East African Breweries Plc (EABL) has announced that it has reported a Ksh. 12.2 billion net profit for the financial year ending June 30, 2025. This is an improvement from the Ksh. 10.9 billion that the company reported in a previous period in 2024.
Net revenue improved marginally to Ksh. 128 billion from 124 billion while cost of sales increased to Ksh. 74 billion from Ksh. 70 billion in 2024. Operating expenses increased to Ksh. 28 billion from Ksh. 24 billion in a similar period last year. The company registered a Ksh. 313 million foreign exchange gain recovering from a Ksh. 3.9 billion exchange loss in 2024.
Finance costs were down to Ksh. 5.8 billion from Ksh. 8.1 billion in 2024.

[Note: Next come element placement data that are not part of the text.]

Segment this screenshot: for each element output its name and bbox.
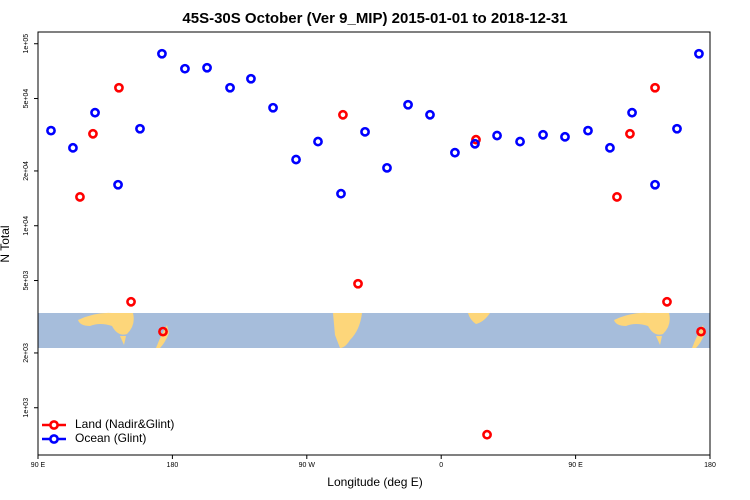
point [88, 128, 98, 139]
x-tick-label: 180 [704, 462, 716, 469]
plot-frame [37, 31, 711, 456]
point [482, 429, 492, 440]
legend-marker [49, 420, 59, 430]
point [353, 278, 363, 289]
y-tick-label: 5e+04 [23, 89, 30, 109]
y-tick-label: 1e+04 [23, 216, 30, 236]
x-tick-label: 0 [439, 462, 443, 469]
point [560, 131, 570, 142]
point [46, 125, 56, 136]
point [360, 126, 370, 137]
point [126, 296, 136, 307]
point [68, 142, 78, 153]
point [662, 296, 672, 307]
point [403, 99, 413, 110]
y-axis-label: N Total [0, 225, 12, 262]
map-band [38, 312, 710, 348]
point [470, 138, 480, 149]
point [450, 147, 460, 158]
point [246, 73, 256, 84]
point [135, 123, 145, 134]
point [492, 130, 502, 141]
y-tick-label: 2e+03 [23, 343, 30, 363]
point [313, 136, 323, 147]
y-tick-label: 1e+03 [23, 398, 30, 418]
point [291, 154, 301, 165]
point [605, 142, 615, 153]
point [382, 162, 392, 173]
point [158, 326, 168, 337]
point [336, 188, 346, 199]
y-tick-label: 5e+03 [23, 271, 30, 291]
point [627, 107, 637, 118]
y-tick-label: 1e+05 [23, 34, 30, 54]
point [157, 48, 167, 59]
point [650, 179, 660, 190]
point [75, 192, 85, 202]
point [202, 62, 212, 73]
point [515, 136, 525, 147]
legend-label: Ocean (Glint) [75, 431, 146, 445]
point [90, 107, 100, 118]
point [113, 179, 123, 190]
x-tick-label: 90 E [31, 462, 46, 469]
x-tick-label: 90 W [299, 462, 316, 469]
point [180, 63, 190, 74]
point [650, 82, 660, 93]
point [583, 125, 593, 136]
point [672, 123, 682, 134]
point [338, 109, 348, 120]
point [268, 102, 278, 113]
point [625, 128, 635, 139]
chart-title: 45S-30S October (Ver 9_MIP) 2015-01-01 t… [182, 10, 567, 27]
point [538, 129, 548, 140]
x-tick-label: 180 [167, 462, 179, 469]
point [425, 109, 435, 120]
point [612, 192, 622, 202]
y-tick-label: 2e+04 [23, 161, 30, 181]
point [225, 82, 235, 93]
point [114, 82, 124, 93]
legend-marker [49, 434, 59, 444]
x-tick-label: 90 E [568, 462, 583, 469]
point [696, 326, 706, 337]
point [694, 48, 704, 59]
x-axis-label: Longitude (deg E) [327, 475, 422, 489]
legend-label: Land (Nadir&Glint) [75, 417, 174, 431]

The EABL Board of Directors have recommend a final dividend of Ksh. 5.50 per share. This dividend is scheduled for payment on or about 28th October 2025 to shareholders who are duly registered at the close of business on 16th September 2025. If approved, the total dividend for the year will amount to Ksh. 8.00 per share which is an increase from the Ksh. 7 total dividend that the company paid in FY 2024.
The company paid an interim dividend of Ksh. 2.50 earlier in the year.
In Kenya, interest rates declined while the Kenya Shilling appreciated against major currencies, reversing the depreciation experienced in the prior year. In Tanzania, interest rates remained stable while the currency depreciated against major currencies. Uganda remained largely stable.
EABL continued to navigate external pressures, including proliferation of illicit alcohol, sustained input cost inflation and declining consumer spending driven by reduced disposable income. These factors underscore the need for stronger regulatory enforcement and collaborative action to safeguard consumers and legitimate players within the sector.
Key figures from EABL’s FY 2025 financial results
- Net revenue grew 4% to Ksh. 128.8 billion while volume grew 2% as both beer and spirits registered growth across markets.
- Profit after tax grew 12% to Ksh. 12.2 billion, driven by topline growth, foreign exchange gains and lower finance costs realized through reduction of both debt and interest rates. These offset the impact of one-off costs during the year.
- Cash and cash equivalents of Ksh. 12.7 billion increased by Ksh. 1.9 billion, driven by revenue growth and lower cost of debt.
- Total debt (including overdraft) reduced by Ksh. 8.3 billion contributing to lower finance costs.